I wrote in another note (here) that AI cannot decide autonomously because it does not have self-made preferences. I argued that its preferences are always a reflection of those that its designers wanted it to exhibit, or that reflect patterns in training data.

The irony with this argument is that if an AI is making decisions which are not explainable through human preferences, then the only conclusion we can make is that this AI is malfunctioning – never that it has decision autonomy.

For the sake of discussion, suppose that some firm releases an AI which was made in some fundamentally different way than current AI are. Let’s say that this AI somehow in fact has its own self-made preferences.
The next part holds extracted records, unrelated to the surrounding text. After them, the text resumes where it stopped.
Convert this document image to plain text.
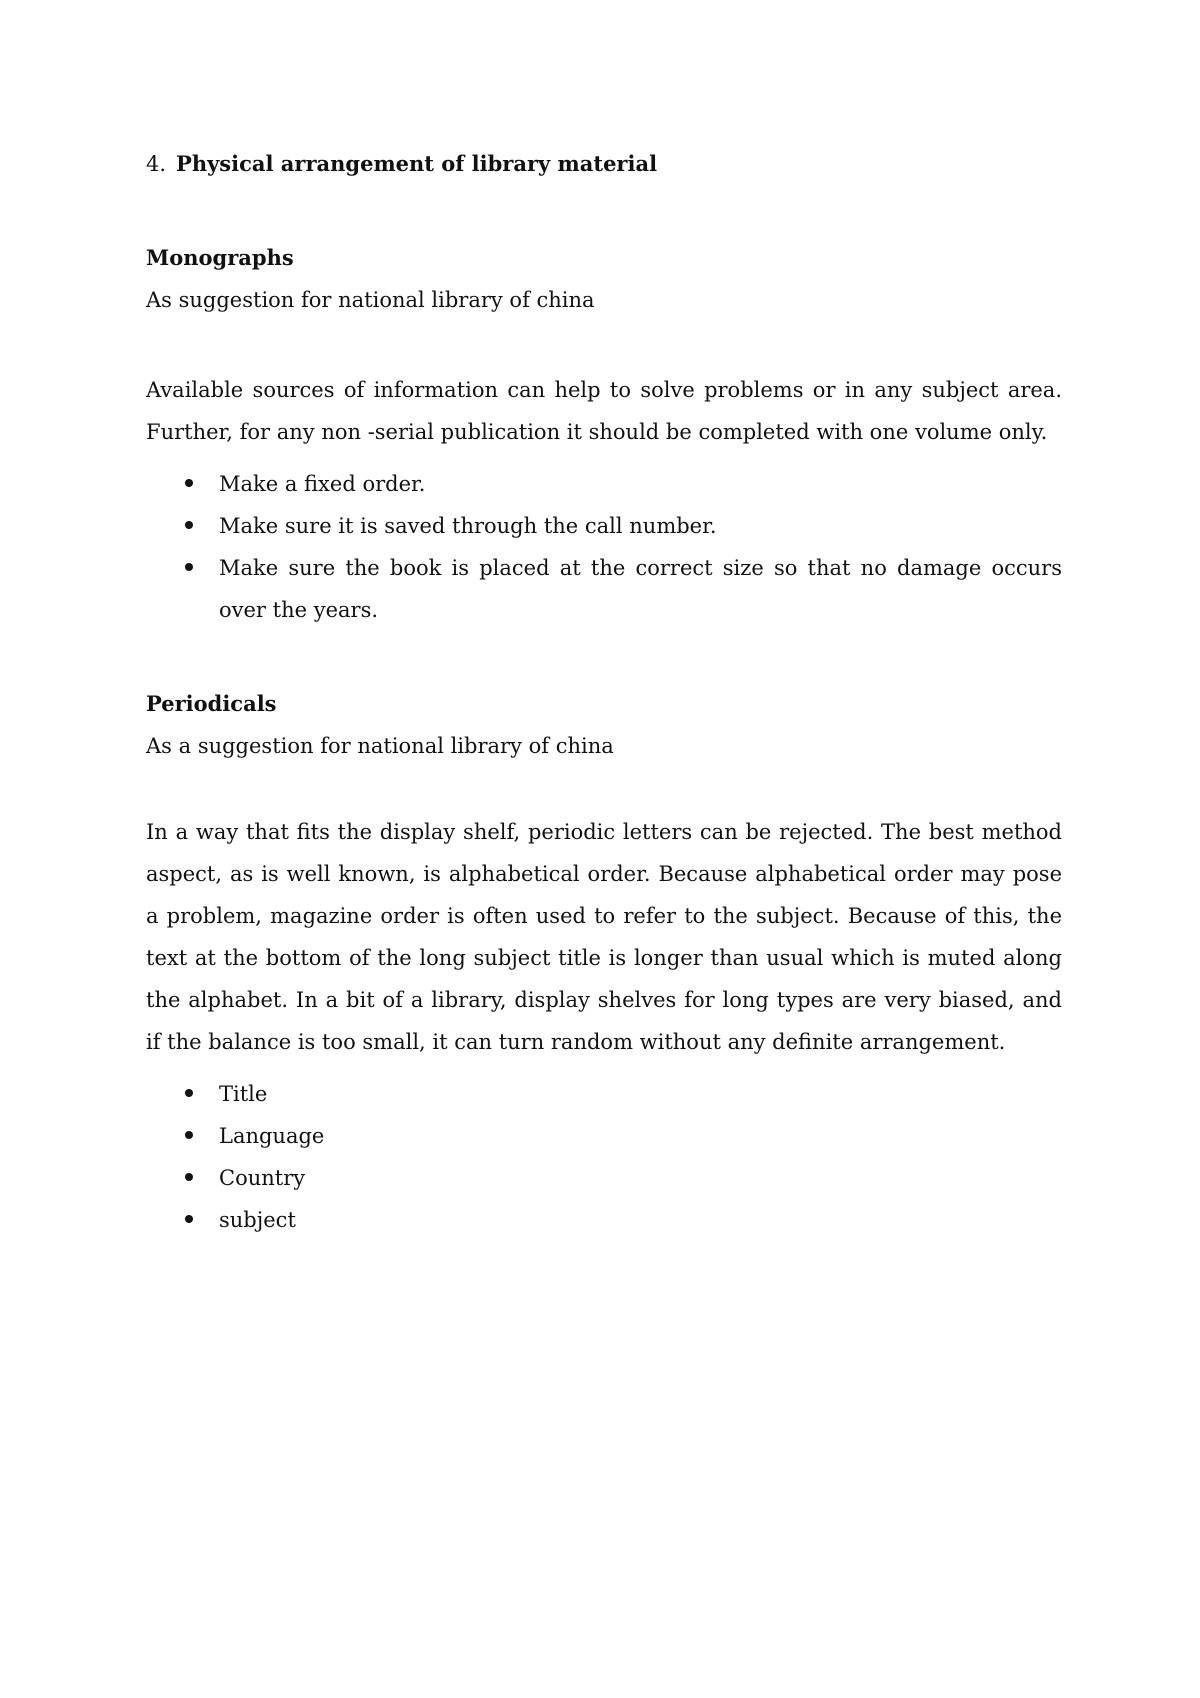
4. Physical arrangement of library material
Monographs

As suggestion for national library of china

Available sources of information can help to solve problems or in any subject area. Further, for any non -serial publication it should be completed with one volume only.

Make a fixed order.
Make sure it is saved through the call number.
Make sure the book is placed at the correct size so that no damage occurs over the years.
Periodicals

As a suggestion for national library of china

In a way that fits the display shelf, periodic letters can be rejected. The best method aspect, as is well known, is alphabetical order. Because alphabetical order may pose a problem, magazine order is often used to refer to the subject. Because of this, the text at the bottom of the long subject title is longer than usual which is muted along the alphabet. In a bit of a library, display shelves for long types are very biased, and if the balance is too small, it can turn random without any definite arrangement.

Title
Language
Country
subject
If this AI were to make decisions which can be explained in terms of human preferences, that is, decisions which somehow resemble meaningful human behavior, then the conclusion would be that it was designed to apply these human preferences. With such an explanation, it would be easier to think that the preferences it reveals are those that align with its designers’ preferences, not that it has decision autonomy.

If the same AI made decisions which cannot be explained by human preferences, then the simplest explanation would be that it is malfunctioning, not that it has decision autonomy.

If, instead, we wanted to claim that it is not malfunctioning, but has decision autonomy, we would need to invent some new notion of rational behavior which is not specific to people, but to AI.

In the Terminator movies, Skynet, the fictional AI, makes decisions to preserve its existence. In the context of this discussion, this behavior is explainable through human preferences – there is no need to believe that Skynet decides autonomously. The simpler explanation is that it was designed to have those preferences, rather than it developed them out of nowhere.